Restrictive covenants can be valuable tools to protect your business. However, it is important to consider at the outset what interests you want and need to protect and what conduct would violate any restrictive covenant. If you don’t (or if you later decide that you want and need to prohibit additional or broader conduct), your restrictive covenants may not bar conduct that poses a competitive threat or triggers an emotional response. The recent federal case of Kissell, et al. v. Biosense Webster, Inc. (M.D. Fla.) (Case No. 12-cv-1569) provides an example of how companies will be stuck with the terms of the restrictive covenants they implement, and may not be able to broaden the protections those covenants provide in a credible way.

Kissell involved a dispute between Biosense and 3 former Biosense sales reps and their new employer, St. Jude. Biosense and St. Jude both sell non-implantable diagnostic and therapeutic products used to treat arrhythmias (“Afib Products”). However, St. Jude also sells implantable cardiac rhythm management devices such as pacemakers and defibrillators (“CRM Products”). The 3 former Biosense sales reps signed agreements that contained 2 restrictive covenants. First, the confidentiality clauses in their agreements prohibited them from working for a competitor in a position where they could use or disclose Biosense’s confidential information to disadvantage BIosense or advantage their new employer. Second, the “goodwill clauses” in their agreements prohibited them from selling competing products to customers with whom they had contact during the last year of their employment at Biosense.

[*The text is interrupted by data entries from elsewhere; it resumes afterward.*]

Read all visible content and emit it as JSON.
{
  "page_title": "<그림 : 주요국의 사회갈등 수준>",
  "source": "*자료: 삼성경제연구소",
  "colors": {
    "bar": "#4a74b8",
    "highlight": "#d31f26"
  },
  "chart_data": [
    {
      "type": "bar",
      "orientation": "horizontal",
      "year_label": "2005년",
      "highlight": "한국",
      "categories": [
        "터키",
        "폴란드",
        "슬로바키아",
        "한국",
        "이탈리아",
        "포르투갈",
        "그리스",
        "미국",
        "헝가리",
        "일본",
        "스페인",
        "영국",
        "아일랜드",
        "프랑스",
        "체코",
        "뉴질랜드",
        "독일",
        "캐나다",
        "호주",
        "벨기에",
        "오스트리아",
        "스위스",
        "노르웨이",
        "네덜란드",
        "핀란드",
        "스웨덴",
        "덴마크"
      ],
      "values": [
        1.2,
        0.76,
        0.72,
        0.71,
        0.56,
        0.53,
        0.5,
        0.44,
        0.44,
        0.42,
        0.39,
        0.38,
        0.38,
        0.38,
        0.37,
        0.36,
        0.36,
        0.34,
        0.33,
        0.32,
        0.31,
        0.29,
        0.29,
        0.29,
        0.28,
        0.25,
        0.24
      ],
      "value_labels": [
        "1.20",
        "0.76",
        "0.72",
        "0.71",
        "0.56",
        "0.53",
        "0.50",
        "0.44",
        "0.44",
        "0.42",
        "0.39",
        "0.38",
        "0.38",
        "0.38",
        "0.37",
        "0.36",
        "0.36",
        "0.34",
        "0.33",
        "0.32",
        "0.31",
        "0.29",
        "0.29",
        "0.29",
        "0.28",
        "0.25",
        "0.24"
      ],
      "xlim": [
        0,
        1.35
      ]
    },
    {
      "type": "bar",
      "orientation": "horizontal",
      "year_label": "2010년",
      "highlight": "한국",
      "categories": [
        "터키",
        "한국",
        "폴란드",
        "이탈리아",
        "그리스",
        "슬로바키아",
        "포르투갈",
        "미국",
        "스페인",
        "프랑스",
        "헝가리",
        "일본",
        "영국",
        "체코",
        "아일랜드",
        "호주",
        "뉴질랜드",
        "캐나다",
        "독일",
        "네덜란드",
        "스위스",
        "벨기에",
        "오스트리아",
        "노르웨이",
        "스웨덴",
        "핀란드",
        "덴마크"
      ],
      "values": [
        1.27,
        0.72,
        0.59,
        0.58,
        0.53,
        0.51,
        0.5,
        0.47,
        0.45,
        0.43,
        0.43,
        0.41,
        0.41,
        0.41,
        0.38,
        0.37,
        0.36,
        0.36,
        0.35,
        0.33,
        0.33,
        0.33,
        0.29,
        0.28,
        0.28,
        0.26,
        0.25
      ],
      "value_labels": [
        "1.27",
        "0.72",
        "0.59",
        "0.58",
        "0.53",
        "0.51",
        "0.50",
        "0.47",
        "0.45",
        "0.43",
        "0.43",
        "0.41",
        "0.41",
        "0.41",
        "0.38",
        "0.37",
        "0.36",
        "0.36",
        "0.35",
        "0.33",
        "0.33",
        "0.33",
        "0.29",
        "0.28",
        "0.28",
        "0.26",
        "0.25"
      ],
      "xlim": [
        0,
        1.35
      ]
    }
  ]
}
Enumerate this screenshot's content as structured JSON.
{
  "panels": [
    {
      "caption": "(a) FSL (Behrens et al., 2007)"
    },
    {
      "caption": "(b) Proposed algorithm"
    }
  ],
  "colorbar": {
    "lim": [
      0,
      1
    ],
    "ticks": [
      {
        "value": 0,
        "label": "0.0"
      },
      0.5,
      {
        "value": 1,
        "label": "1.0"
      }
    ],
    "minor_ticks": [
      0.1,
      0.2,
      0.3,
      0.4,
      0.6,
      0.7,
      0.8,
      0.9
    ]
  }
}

After they resigned from Biosense to work for St. Jude, the former sales reps filed a declaratory judgment action seeking confirmation that their agreements do not prohibit them from selling CRM Products to anyone, or from selling Afib Products to new customers or to Biosense customers with whom they had no contact during the last year of their employment. Biosense counterclaimed and sought a preliminary injunction, arguing that the sales reps’ agreements prohibit them from selling CRM products to any Biosense customers and from selling Afib products to anyone.

The Court first examined the scope of the confidentiality clauses. It explained that, in order for information to fall within the scope of the clause, it must pose a genuine risk of affecting Biosense or St. Jude’s ability to compete. Examining the evidence Biosense presented, the Court observed that Biosense relied heavily on conclusory assertions about broad categories of information to which the sales reps had access at Biosense, rather than concrete examples of how particular information could be used to Biosense’s competitive disadvantage in the marketplace. As a result, the court determined that Biosense had failed to provide sufficient evidence to support the issuance of a preliminary injunction based on the confidentiality clause.

Next, the Court turned to the goodwill clause. The Court explained that, in order to demonstrate a violation of that clause, Biosense was required to demonstrate that the sales reps were selling competitive products to Biosense customers with whom they had contact during the last year of their employment at Biosense. Biosense, however, had failed to demonstrate that CRM Products compete with Afib Products but had instead introduced expert evidence that the products typically are not competitive, but complimentary. Additionally, Biosense failed to offer evidence to contradict the sales reps’ declarations that they had not promoted St. Jude’s Afib Products in violation of the clause and had in fact specifically told applicable customers that they could not discuss Afib Products because of their agreements.

As a result, the Court denied Biosense’s effort to obtain a preliminary injunction based on its broad interpretations of its restrictive covenants.